When the telos gets broken ….


I didn’t post yesterday because it was one of those energy sapping days.  I foolishly read an overheated news piece involving millions of pounds of investment into developing a new kind of nitrogen fertiliser that will contain GM bacteria that allow cereal crops to make their own nitrogen – marvellous (I’m kidding – it’s potentially disastrous). And so it went on.  I tried to write using the new and greatly improved Project Gutenberg editing interface but I simply couldn’t get the hang of it and in the end a whole chunk of yesterday’s post disappeared into the ether. I spent hours on the allotment with Madame, planting out, and then more hours trying to make the diverter on the water storage system work properly instead of sending most of the rainwater under the shed. After more hours today I ripped out the old system and installed (bodged) a new one that looks messy but at least captures all the rainwater. Nothing went disastrously wrong and yet nothing went well either.

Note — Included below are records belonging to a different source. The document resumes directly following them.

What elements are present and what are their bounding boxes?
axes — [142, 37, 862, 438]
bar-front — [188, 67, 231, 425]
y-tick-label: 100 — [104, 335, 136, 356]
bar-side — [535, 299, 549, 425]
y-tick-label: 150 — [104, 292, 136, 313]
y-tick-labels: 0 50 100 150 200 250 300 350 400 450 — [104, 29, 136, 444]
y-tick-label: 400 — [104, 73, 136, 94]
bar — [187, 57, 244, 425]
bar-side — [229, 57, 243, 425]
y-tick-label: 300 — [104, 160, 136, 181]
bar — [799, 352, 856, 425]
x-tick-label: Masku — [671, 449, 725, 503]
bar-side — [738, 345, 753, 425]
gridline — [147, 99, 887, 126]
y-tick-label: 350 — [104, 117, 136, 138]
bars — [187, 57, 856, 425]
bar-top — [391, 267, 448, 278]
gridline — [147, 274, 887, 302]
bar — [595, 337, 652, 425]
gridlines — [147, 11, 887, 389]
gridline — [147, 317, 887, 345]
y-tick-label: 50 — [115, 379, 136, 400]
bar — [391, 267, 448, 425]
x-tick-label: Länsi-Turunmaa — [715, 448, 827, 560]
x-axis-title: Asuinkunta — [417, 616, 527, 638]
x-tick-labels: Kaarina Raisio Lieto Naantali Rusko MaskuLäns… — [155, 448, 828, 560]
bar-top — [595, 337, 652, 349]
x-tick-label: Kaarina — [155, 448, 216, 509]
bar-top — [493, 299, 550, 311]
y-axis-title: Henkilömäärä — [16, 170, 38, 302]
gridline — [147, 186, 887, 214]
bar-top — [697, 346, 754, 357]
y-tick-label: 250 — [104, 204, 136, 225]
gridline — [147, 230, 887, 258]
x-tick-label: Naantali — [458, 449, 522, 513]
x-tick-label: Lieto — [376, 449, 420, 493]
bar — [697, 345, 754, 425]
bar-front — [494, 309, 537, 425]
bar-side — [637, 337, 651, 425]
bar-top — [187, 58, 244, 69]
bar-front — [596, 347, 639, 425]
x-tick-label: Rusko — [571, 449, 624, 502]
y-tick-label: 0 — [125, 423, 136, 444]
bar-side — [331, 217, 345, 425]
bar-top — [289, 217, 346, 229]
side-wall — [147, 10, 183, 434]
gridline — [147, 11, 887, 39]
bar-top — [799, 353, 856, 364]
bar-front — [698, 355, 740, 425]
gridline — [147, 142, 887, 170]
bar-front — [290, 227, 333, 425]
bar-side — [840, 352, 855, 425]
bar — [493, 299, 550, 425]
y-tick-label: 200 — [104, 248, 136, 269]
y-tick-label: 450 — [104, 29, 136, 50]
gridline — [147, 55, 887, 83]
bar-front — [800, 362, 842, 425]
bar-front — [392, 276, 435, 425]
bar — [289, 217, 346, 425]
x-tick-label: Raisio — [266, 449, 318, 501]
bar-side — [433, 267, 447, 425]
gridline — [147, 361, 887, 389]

It’s not that I feel depressed – I know what that feels like and it’s horrible and disabling; but thinking about it today, I reckon I’ve nailed the cause for my sense of unrest.  There are many things that I think we need, to flourish as humans, but among them are two that are particularly under threat in the present pandemic. The first is telos – the sense of where we’re going and what we’re for – what we’re intended to become; and the second is agency – the capacity to direct our energies towards objects that we choose freely.  When things are going well the first – telos – gives us a sense of what it is we’re growing towards, and the second – agency – allows us the freedom to conduct our lives in the way that leads to our goal. When these are broken or denied to us we lose any sense of belonging and it feels as if we’re in a tunnel that may emerge somewhere we didn’t choose and don’t want to be, and that’s when we lose any sense of delight in things that normally fill us with joy.

Without being too dramatic about it, the flow of life has turned into a torrent and the lies, evasions and incompetence of some of our elected leaders suggests that they took a wrong turn some while back and are actually taking us towards the rapids instead of away from them.  Cue dramatic music but also a huge sense of disappointment and loss.

The hedgerows are full of flowers, cow parsley, mayflowers, dandelions and all the early risers.  The horse chestnuts are laden with blossom  and when the sun shines the earth seems to embrace it.  This should be one of the peak moments of the year and yet it’s tinged with loss and bereavement. We plod on, missing our families and friends; missing our normal textured lives and hoping  – some of us may even be praying – that we can wrestle a blessing out of this darkness.


Author: Dave Pole

I've spent my life doing a lot of things, all of them interesting and many of them great fun. When most people see my CV they probably think I'm making things up because it includes being a rather bad welder and engineering dogsbody, a potter, a groundsman and bus driver. I taught in a prison and in one of those ghastly old mental institutions as an art therapist and I spent ten years as a community artist. I was one of the founding members of Spike Island, which began life as Artspace Bristol. ! wrote a column for Bristol Evening Post (I got sacked three times, in which I take some pride) and I worked in local and network radio and then finally became an Anglican parish priest for 25 years, retiring at 68 when I realised that the institutional church and me were on different paths. What interests me? It would be easier to list what doesn't, but I love cooking and baking with our home grown ingredients. I'm fascinated by botany and wildlife in general, and botanical illustration. We have a camper van that takes us to the wild places, we love walking, especially in the hills, and we take too many photographs. But what really animates me is the question "what does it mean to be human?". I've spent my life exploring it in every possible way and the answer is ..... well, today it's sitting in the van in the rain and looking across Ramsey Sound towards Ramsey Island. But it might as easily be digging potatoes or making pickle, singing or finding an orchid or just sitting. But it sure as hell doesn't mean getting a promotion, beasting your co-workers or being obsequious to power, which ensured that my rise to greatness in the Church of England flatlined 30 years ago after about 2 days. But I'm still here and still searching for that elusive sweet spot, and I don't have to please anyone any more. Over the last 50 or so years we've had a succession of gardens, some more like wildernesses when we were both working full-time, but now we're back in the game with our two allotments in Bath.